例えば、 控訴事件(一審判決に不服があれば控訴ができます)の弁護人をやっていると、一審弁護人の量刑の予測が判決と違ったという不満を聞くことがあります。その被告人は、一審弁護人が言った量刑の予測を頼りに頑張ってきたというのです。
しかし、量刑は、ケースバイケースという他なく、最終的には裁判官の判断次第となります。
すなわち、弁護人が量刑を予測したとしても、それはあくまでその弁護人の予測にすぎず、予測が判決と異なってもいわば仕方のないことともいえるのです。
3 量刑の予測がとても難しいとはいえ、弁護人はプロとして当然に量刑の見通しは話さなければなりません。
ただ、先に述べたような理由で、その見通しはある程度の幅をもった予測にならざるを得ません。
そのような訳ですから、弁護人に量刑の見通しを聞いてみて、量刑をピンポイントで予測・断言するような場合は、眉に唾をして聞いた方が良いでしょう。

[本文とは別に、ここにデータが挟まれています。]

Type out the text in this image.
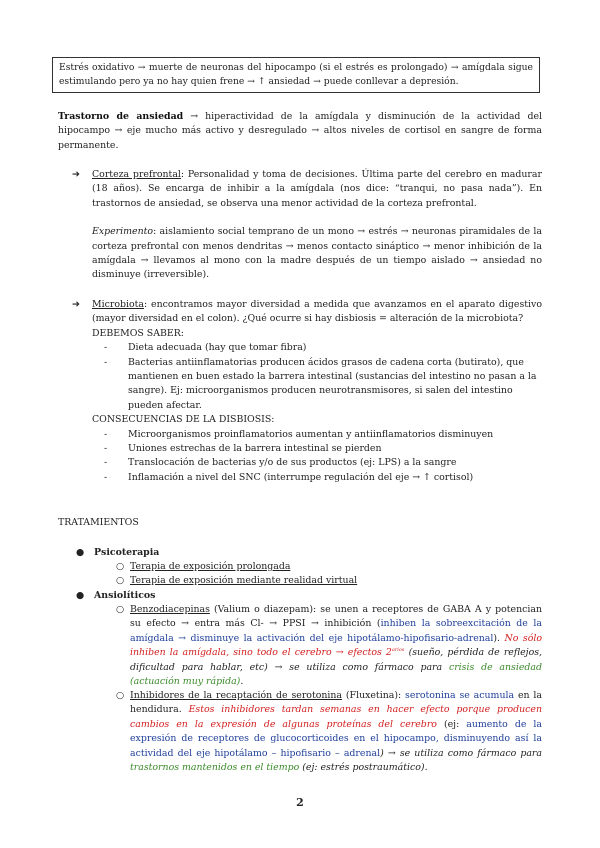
Estrés oxidativo → muerte de neuronas del hipocampo (si el estrés es prolongado) → amígdala sigue estimulando pero ya no hay quien frene → ↑ ansiedad → puede conllevar a depresión.
Trastorno de ansiedad → hiperactividad de la amígdala y disminución de la actividad del hipocampo → eje mucho más activo y desregulado → altos niveles de cortisol en sangre de forma permanente.
➔	Corteza prefrontal: Personalidad y toma de decisiones. Última parte del cerebro en madurar (18 años). Se encarga de inhibir a la amígdala (nos dice: “tranqui, no pasa nada”). En trastornos de ansiedad, se observa una menor actividad de la corteza prefrontal.
Experimento: aislamiento social temprano de un mono → estrés → neuronas piramidales de la corteza prefrontal con menos dendritas → menos contacto sináptico → menor inhibición de la amígdala → llevamos al mono con la madre después de un tiempo aislado → ansiedad no disminuye (irreversible).
➔	Microbiota: encontramos mayor diversidad a medida que avanzamos en el aparato digestivo (mayor diversidad en el colon). ¿Qué ocurre si hay disbiosis = alteración de la microbiota?
DEBEMOS SABER:
- Dieta adecuada (hay que tomar fibra)
- Bacterias antiinflamatorias producen ácidos grasos de cadena corta (butirato), que mantienen en buen estado la barrera intestinal (sustancias del intestino no pasan a la sangre). Ej: microorganismos producen neurotransmisores, si salen del intestino pueden afectar.
CONSECUENCIAS DE LA DISBIOSIS:
- Microorganismos proinflamatorios aumentan y antiinflamatorios disminuyen
- Uniones estrechas de la barrera intestinal se pierden
- Translocación de bacterias y/o de sus productos (ej: LPS) a la sangre
- Inflamación a nivel del SNC (interrumpe regulación del eje → ↑ cortisol)
TRATAMIENTOS
● Psicoterapia
○ Terapia de exposición prolongada
○ Terapia de exposición mediante realidad virtual
● Ansiolíticos
○ Benzodiacepinas (Valium o diazepam): se unen a receptores de GABA A y potencian su efecto → entra más Cl- → PPSI → inhibición (inhiben la sobreexcitación de la amígdala → disminuye la activación del eje hipotálamo-hipofisario-adrenal). No sólo inhiben la amígdala, sino todo el cerebro → efectos $2^{arios}$ (sueño, pérdida de reflejos, dificultad para hablar, etc) → se utiliza como fármaco para crisis de ansiedad (actuación muy rápida).
○ Inhibidores de la recaptación de serotonina (Fluxetina): serotonina se acumula en la hendidura. Estos inhibidores tardan semanas en hacer efecto porque producen cambios en la expresión de algunas proteínas del cerebro (ej: aumento de la expresión de receptores de glucocorticoides en el hipocampo, disminuyendo así la actividad del eje hipotálamo – hipofisario – adrenal) → se utiliza como fármaco para trastornos mantenidos en el tiempo (ej: estrés postraumático).
2
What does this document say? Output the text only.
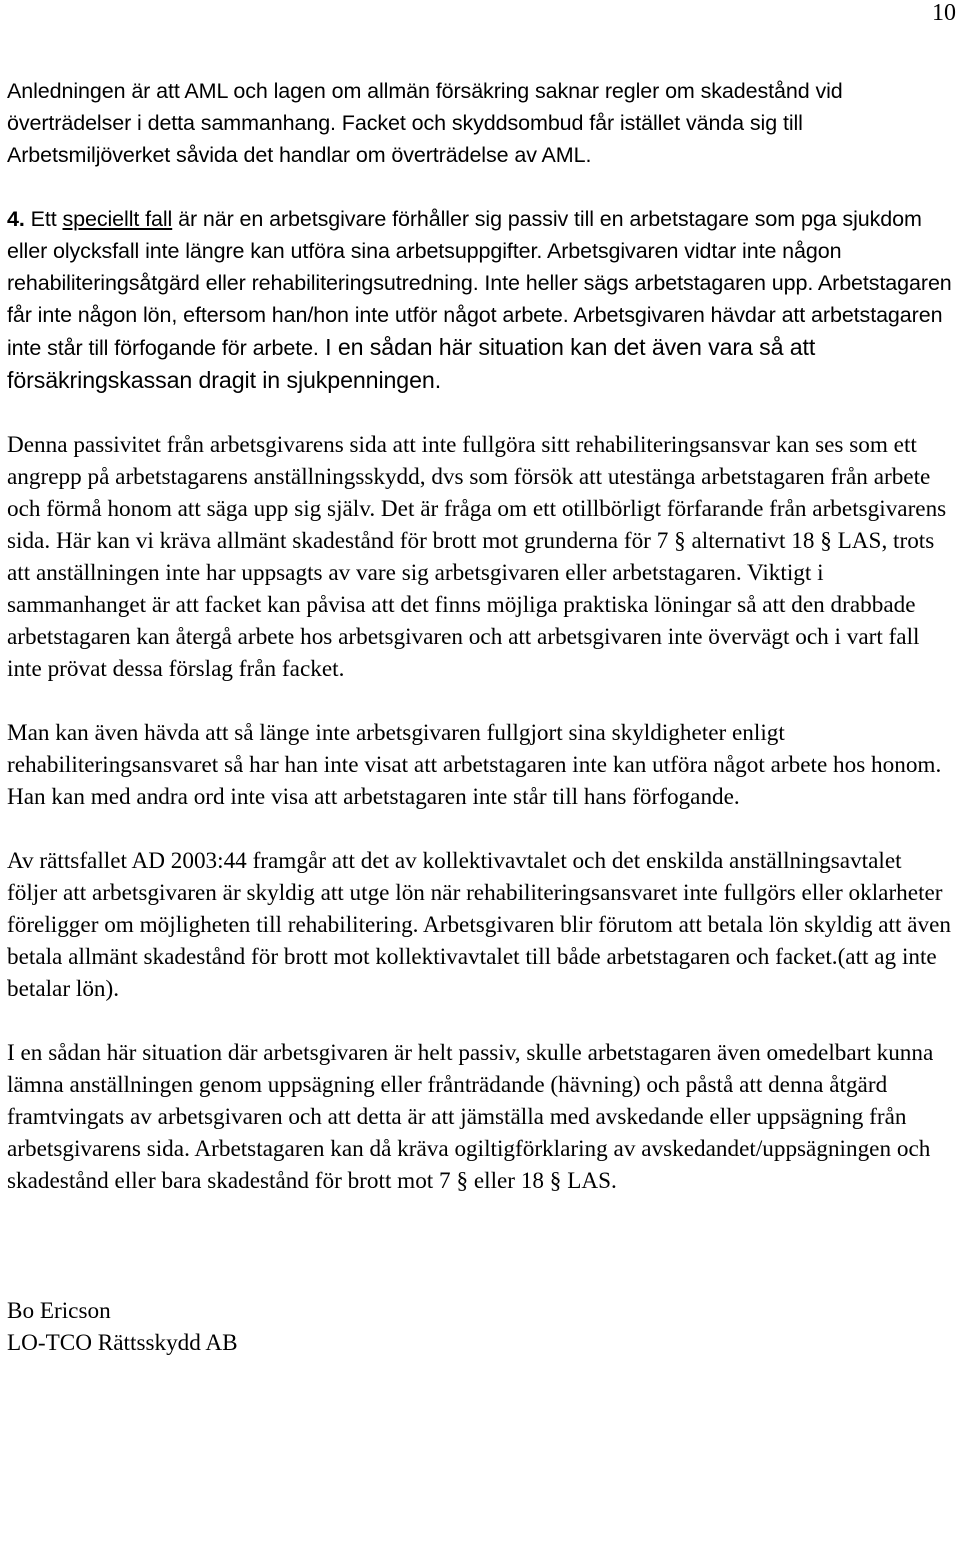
10

Anledningen är att AML och lagen om allmän försäkring saknar regler om skadestånd vid överträdelser i detta sammanhang. Facket och skyddsombud får istället vända sig till Arbetsmiljöverket såvida det handlar om överträdelse av AML.

4. Ett speciellt fall är när en arbetsgivare förhåller sig passiv till en arbetstagare som pga sjukdom eller olycksfall inte längre kan utföra sina arbetsuppgifter. Arbetsgivaren vidtar inte någon rehabiliteringsåtgärd eller rehabiliteringsutredning. Inte heller sägs arbetstagaren upp. Arbetstagaren får inte någon lön, eftersom han/hon inte utför något arbete. Arbetsgivaren hävdar att arbetstagaren inte står till förfogande för arbete. I en sådan här situation kan det även vara så att försäkringskassan dragit in sjukpenningen.

Denna passivitet från arbetsgivarens sida att inte fullgöra sitt rehabiliteringsansvar kan ses som ett angrepp på arbetstagarens anställningsskydd, dvs som försök att utestänga arbetstagaren från arbete och förmå honom att säga upp sig själv. Det är fråga om ett otillbörligt förfarande från arbetsgivarens sida. Här kan vi kräva allmänt skadestånd för brott mot grunderna för 7 § alternativt 18 § LAS, trots att anställningen inte har uppsagts av vare sig arbetsgivaren eller arbetstagaren. Viktigt i sammanhanget är att facket kan påvisa att det finns möjliga praktiska löningar så att den drabbade arbetstagaren kan återgå arbete hos arbetsgivaren och att arbetsgivaren inte övervägt och i vart fall inte prövat dessa förslag från facket.

Man kan även hävda att så länge inte arbetsgivaren fullgjort sina skyldigheter enligt rehabiliteringsansvaret så har han inte visat att arbetstagaren inte kan utföra något arbete hos honom. Han kan med andra ord inte visa att arbetstagaren inte står till hans förfogande.

Av rättsfallet AD 2003:44 framgår att det av kollektivavtalet och det enskilda anställningsavtalet följer att arbetsgivaren är skyldig att utge lön när rehabiliteringsansvaret inte fullgörs eller oklarheter föreligger om möjligheten till rehabilitering. Arbetsgivaren blir förutom att betala lön skyldig att även betala allmänt skadestånd för brott mot kollektivavtalet till både arbetstagaren och facket.(att ag inte betalar lön).

I en sådan här situation där arbetsgivaren är helt passiv, skulle arbetstagaren även omedelbart kunna lämna anställningen genom uppsägning eller frånträdande (hävning) och påstå att denna åtgärd framtvingats av arbetsgivaren och att detta är att jämställa med avskedande eller uppsägning från arbetsgivarens sida. Arbetstagaren kan då kräva ogiltigförklaring av avskedandet/uppsägningen och skadestånd eller bara skadestånd för brott mot 7 § eller 18 § LAS.

Bo Ericson

LO-TCO Rättsskydd AB
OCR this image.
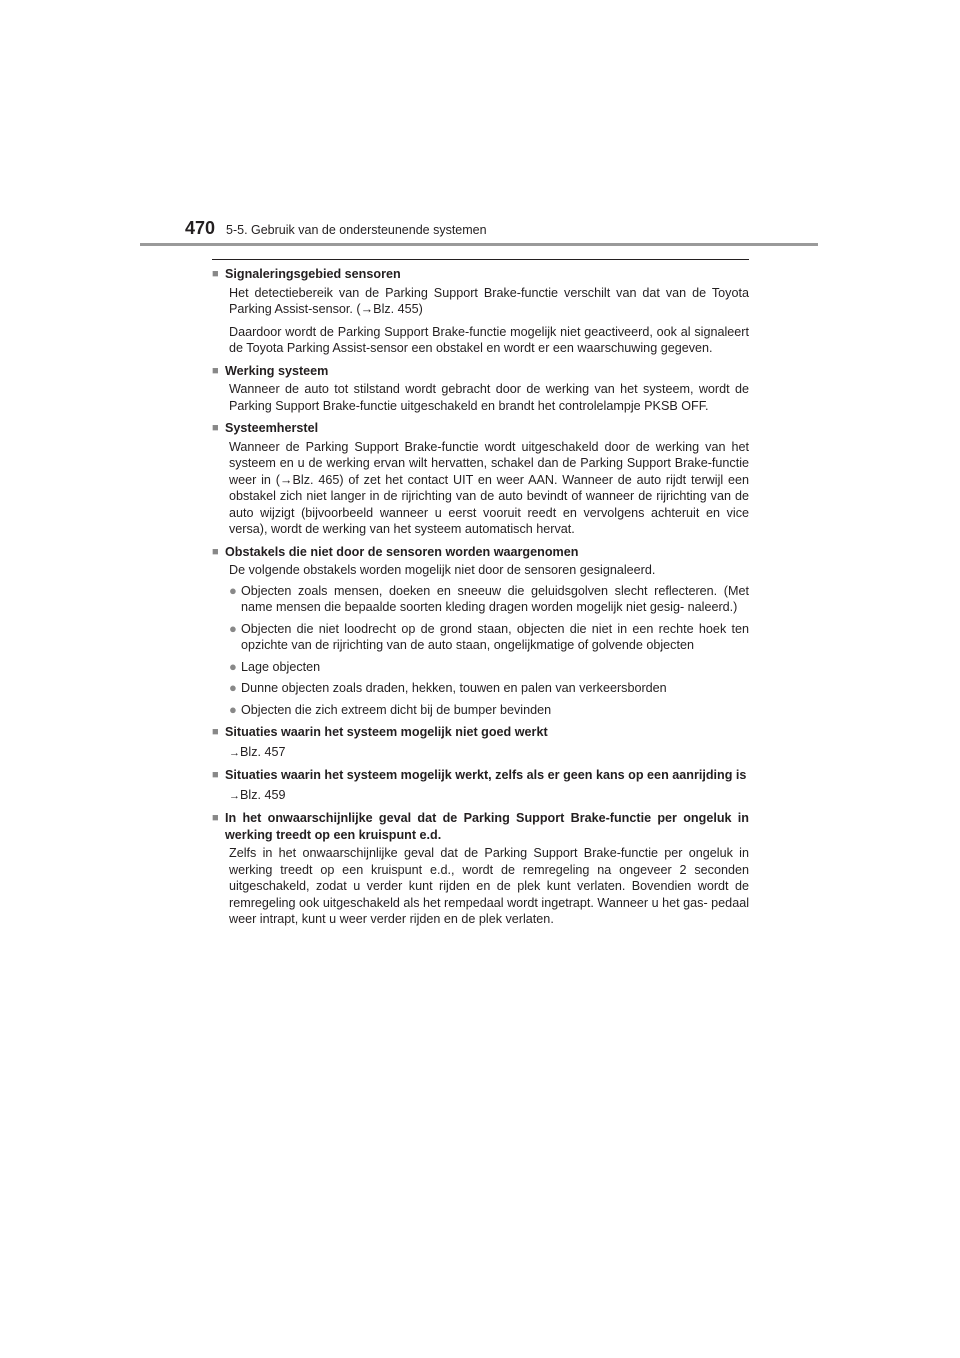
470 5-5. Gebruik van de ondersteunende systemen
■ Signaleringsgebied sensoren
Het detectiebereik van de Parking Support Brake-functie verschilt van dat van de Toyota Parking Assist-sensor. (→Blz. 455)
Daardoor wordt de Parking Support Brake-functie mogelijk niet geactiveerd, ook al signaleert de Toyota Parking Assist-sensor een obstakel en wordt er een waarschuwing gegeven.
■ Werking systeem
Wanneer de auto tot stilstand wordt gebracht door de werking van het systeem, wordt de Parking Support Brake-functie uitgeschakeld en brandt het controlelampje PKSB OFF.
■ Systeemherstel
Wanneer de Parking Support Brake-functie wordt uitgeschakeld door de werking van het systeem en u de werking ervan wilt hervatten, schakel dan de Parking Support Brake-functie weer in (→Blz. 465) of zet het contact UIT en weer AAN. Wanneer de auto rijdt terwijl een obstakel zich niet langer in de rijrichting van de auto bevindt of wanneer de rijrichting van de auto wijzigt (bijvoorbeeld wanneer u eerst vooruit reedt en vervolgens achteruit en vice versa), wordt de werking van het systeem automatisch hervat.
■ Obstakels die niet door de sensoren worden waargenomen
De volgende obstakels worden mogelijk niet door de sensoren gesignaleerd.
● Objecten zoals mensen, doeken en sneeuw die geluidsgolven slecht reflecteren. (Met name mensen die bepaalde soorten kleding dragen worden mogelijk niet gesig- naleerd.)
● Objecten die niet loodrecht op de grond staan, objecten die niet in een rechte hoek ten opzichte van de rijrichting van de auto staan, ongelijkmatige of golvende objecten
● Lage objecten
● Dunne objecten zoals draden, hekken, touwen en palen van verkeersborden
● Objecten die zich extreem dicht bij de bumper bevinden
■ Situaties waarin het systeem mogelijk niet goed werkt
→Blz. 457
■ Situaties waarin het systeem mogelijk werkt, zelfs als er geen kans op een aanrijding is
→Blz. 459
■ In het onwaarschijnlijke geval dat de Parking Support Brake-functie per ongeluk in werking treedt op een kruispunt e.d.
Zelfs in het onwaarschijnlijke geval dat de Parking Support Brake-functie per ongeluk in werking treedt op een kruispunt e.d., wordt de remregeling na ongeveer 2 seconden uitgeschakeld, zodat u verder kunt rijden en de plek kunt verlaten. Bovendien wordt de remregeling ook uitgeschakeld als het rempedaal wordt ingetrapt. Wanneer u het gas- pedaal weer intrapt, kunt u weer verder rijden en de plek verlaten.
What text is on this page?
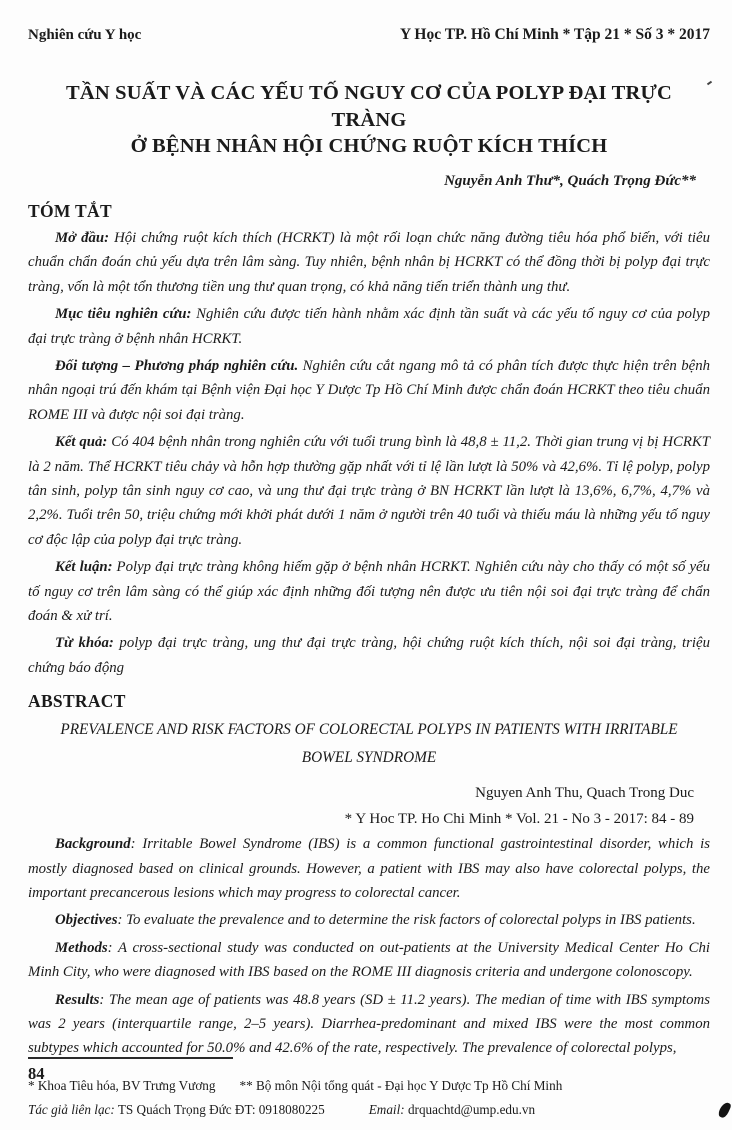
Nghiên cứu Y học	Y Học TP. Hồ Chí Minh * Tập 21 * Số 3 * 2017
TẦN SUẤT VÀ CÁC YẾU TỐ NGUY CƠ CỦA POLYP ĐẠI TRỰC TRÀNG
Ở BỆNH NHÂN HỘI CHỨNG RUỘT KÍCH THÍCH
Nguyễn Anh Thư*, Quách Trọng Đức**
TÓM TẮT

Mở đầu: Hội chứng ruột kích thích (HCRKT) là một rối loạn chức năng đường tiêu hóa phổ biến, với tiêu chuẩn chẩn đoán chủ yếu dựa trên lâm sàng. Tuy nhiên, bệnh nhân bị HCRKT có thể đồng thời bị polyp đại trực tràng, vốn là một tổn thương tiền ung thư quan trọng, có khả năng tiến triển thành ung thư.

Mục tiêu nghiên cứu: Nghiên cứu được tiến hành nhằm xác định tần suất và các yếu tố nguy cơ của polyp đại trực tràng ở bệnh nhân HCRKT.

Đối tượng – Phương pháp nghiên cứu. Nghiên cứu cắt ngang mô tả có phân tích được thực hiện trên bệnh nhân ngoại trú đến khám tại Bệnh viện Đại học Y Dược Tp Hồ Chí Minh được chẩn đoán HCRKT theo tiêu chuẩn ROME III và được nội soi đại tràng.

Kết quả: Có 404 bệnh nhân trong nghiên cứu với tuổi trung bình là 48,8 ± 11,2. Thời gian trung vị bị HCRKT là 2 năm. Thể HCRKT tiêu chảy và hỗn hợp thường gặp nhất với tỉ lệ lần lượt là 50% và 42,6%. Tỉ lệ polyp, polyp tân sinh, polyp tân sinh nguy cơ cao, và ung thư đại trực tràng ở BN HCRKT lần lượt là 13,6%, 6,7%, 4,7% và 2,2%. Tuổi trên 50, triệu chứng mới khởi phát dưới 1 năm ở người trên 40 tuổi và thiếu máu là những yếu tố nguy cơ độc lập của polyp đại trực tràng.

Kết luận: Polyp đại trực tràng không hiếm gặp ở bệnh nhân HCRKT. Nghiên cứu này cho thấy có một số yếu tố nguy cơ trên lâm sàng có thể giúp xác định những đối tượng nên được ưu tiên nội soi đại trực tràng để chẩn đoán & xử trí.

Từ khóa: polyp đại trực tràng, ung thư đại trực tràng, hội chứng ruột kích thích, nội soi đại tràng, triệu chứng báo động

ABSTRACT
PREVALENCE AND RISK FACTORS OF COLORECTAL POLYPS IN PATIENTS WITH IRRITABLE
BOWEL SYNDROME
Nguyen Anh Thu, Quach Trong Duc
* Y Hoc TP. Ho Chi Minh * Vol. 21 - No 3 - 2017: 84 - 89

Background: Irritable Bowel Syndrome (IBS) is a common functional gastrointestinal disorder, which is mostly diagnosed based on clinical grounds. However, a patient with IBS may also have colorectal polyps, the important precancerous lesions which may progress to colorectal cancer.

Objectives: To evaluate the prevalence and to determine the risk factors of colorectal polyps in IBS patients.

Methods: A cross-sectional study was conducted on out-patients at the University Medical Center Ho Chi Minh City, who were diagnosed with IBS based on the ROME III diagnosis criteria and undergone colonoscopy.

Results: The mean age of patients was 48.8 years (SD ± 11.2 years). The median of time with IBS symptoms was 2 years (interquartile range, 2–5 years). Diarrhea-predominant and mixed IBS were the most common subtypes which accounted for 50.0% and 42.6% of the rate, respectively. The prevalence of colorectal polyps,

* Khoa Tiêu hóa, BV Trưng Vương ** Bộ môn Nội tổng quát - Đại học Y Dược Tp Hồ Chí Minh
Tác giả liên lạc: TS Quách Trọng Đức ĐT: 0918080225	Email: drquachtd@ump.edu.vn
84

4 私が量刑について聞かれたときには、以下のように答えます。
「量刑は~から~までの間になると思います。貴方の言い分や貴方に有利な客観的な事実を裁判所に分かってもらえれば、自ずと適正な刑になるので、そうなるよう頑張っていきましょう。」
弁護人としては、量刑の予測よりもむしろ刑事手続を通して、やったことの責任だけはきちっと取ってもらうようにし、その上でこれからどのように更生し、その後の人生をどう生きていくかを一緒に考えていくことこそ重要であると思うのです。